Et je reviens à Goddard de Deux ou trois choses que je sais sur elle, lorsqu'il cite la phrase du Tractatus logico-philosophicus de Wittgenstein : les limites de mon monde sont les limites de mon langage. Et puis on voit Juliette se promener dans Paris et dire : mais le monde, c'est moi.

Langage et personnalité, la spiritualité libératrice marche sur le fil du couteau : d'un côté le déni de présence et d'accueil de l'autre, et de l'autre le fondamentalisme pro-intégrationniste. La stratégie et la tactique doivent donc partir de critères clairs et d’un principe général – le devoir de produire et de reproduire la vie – qui permettent de respecter les médiations existantes. C’est en ce sens que recevoir, et tout ce qu’il implique, brise le débat très moderne entre paradoxe et dialectique. Il n’y a pas de paradoxe car Yeshua est analogue et la méthode est analectique. Les objectifs stratégiques doivent être encadrés dans le cadre de ces principes généraux, afin que, avec une faisabilité éthique et critique, la spiritualité puisse nier les causes du déni de la victime. Il s’agit d’une lutte déconstructive, qui nécessite des moyens proportionnés à ceux contre lesquels la lutte est menée.

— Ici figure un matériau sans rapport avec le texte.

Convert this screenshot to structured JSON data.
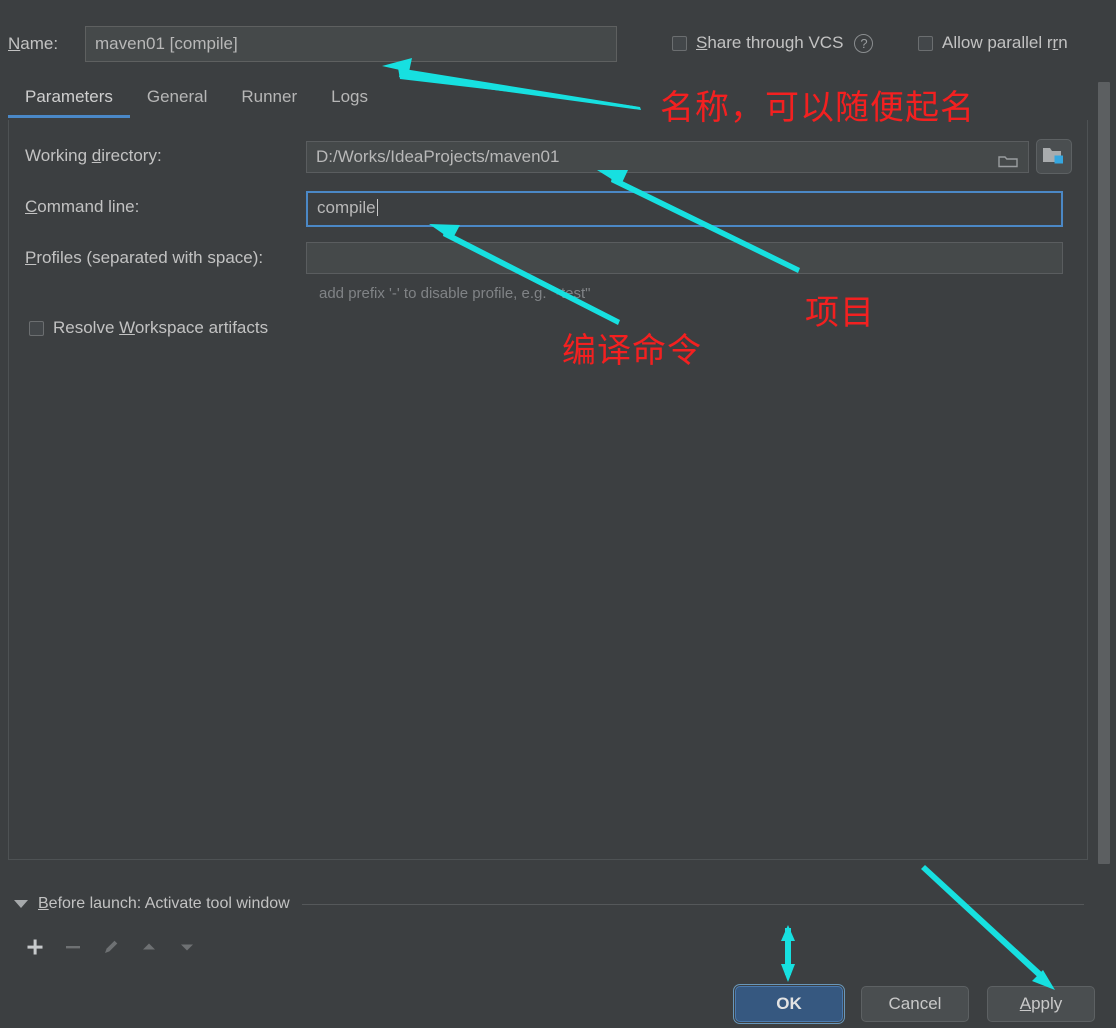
{
  "dialog": {
    "name_label": "Name:",
    "name_label_mnemonic": "N",
    "name_value": "maven01 [compile]",
    "share_vcs_label": "Share through VCS",
    "share_vcs_mnemonic": "S",
    "share_vcs_checked": false,
    "help_icon": "question-circle-icon",
    "allow_parallel_label": "Allow parallel run",
    "allow_parallel_mnemonic": "r",
    "allow_parallel_checked": false
  },
  "tabs": [
    {
      "label": "Parameters",
      "active": true
    },
    {
      "label": "General",
      "active": false
    },
    {
      "label": "Runner",
      "active": false
    },
    {
      "label": "Logs",
      "active": false
    }
  ],
  "parameters": {
    "working_directory": {
      "label": "Working directory:",
      "mnemonic": "d",
      "value": "D:/Works/IdeaProjects/maven01",
      "browse_icon": "folder-icon",
      "module_icon": "module-folder-icon"
    },
    "command_line": {
      "label": "Command line:",
      "mnemonic": "C",
      "value": "compile",
      "focused": true
    },
    "profiles": {
      "label": "Profiles (separated with space):",
      "mnemonic": "P",
      "value": "",
      "hint": "add prefix '-' to disable profile, e.g. \"-test\""
    },
    "resolve_workspace": {
      "label": "Resolve Workspace artifacts",
      "mnemonic": "W",
      "checked": false
    }
  },
  "before_launch": {
    "expand_icon": "triangle-down-icon",
    "label": "Before launch: Activate tool window",
    "mnemonic": "B",
    "toolbar": [
      {
        "name": "add-icon",
        "glyph": "+",
        "enabled": true
      },
      {
        "name": "remove-icon",
        "glyph": "−",
        "enabled": false
      },
      {
        "name": "edit-pencil-icon",
        "glyph": "pencil",
        "enabled": false
      },
      {
        "name": "move-up-icon",
        "glyph": "▲",
        "enabled": false
      },
      {
        "name": "move-down-icon",
        "glyph": "▼",
        "enabled": false
      }
    ]
  },
  "buttons": {
    "ok": "OK",
    "cancel": "Cancel",
    "apply": "Apply",
    "apply_mnemonic": "A"
  },
  "annotations": [
    {
      "id": "name-note",
      "text": "名称，可以随便起名"
    },
    {
      "id": "project-note",
      "text": "项目"
    },
    {
      "id": "command-note",
      "text": "编译命令"
    }
  ],
  "colors": {
    "background": "#3c3f41",
    "field_background": "#45494a",
    "accent_blue": "#4a88c7",
    "default_button": "#365880",
    "annotation_red": "#f32020",
    "arrow_cyan": "#17e0e0",
    "module_icon_blue": "#35a7e0"
  },
  "scrollbar": {
    "name": "vertical-scrollbar",
    "visible": true
  }
}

Mais si, d'un côté, la spiritualité traduit une action déconstructive, dans cette haute modernité de chaos et de crise, de l'autre, elle promeut des transformations constructives qui se projettent dans l'espérance eschatologique et Dieu est dans cette espérance et cette possibilité de production et de reproduction. de la vie, et Christ est déjà, ce n'est pas une monstruosité ou un paradoxe, mais analogue. Et c’est dans ce sens que Dieu est, et Christ est analogue, car ils sont projetés dans le présent éternel, planifiés, réalisés progressivement, mais jamais complètement.

C'est justement à partir de là que je souhaite inviter les descendants et les lecteurs à un voyage dans le temps, où souvenirs et vies se mélangent dans une réflexion basée sur le Kaddish, la vie, la mort et le royaume.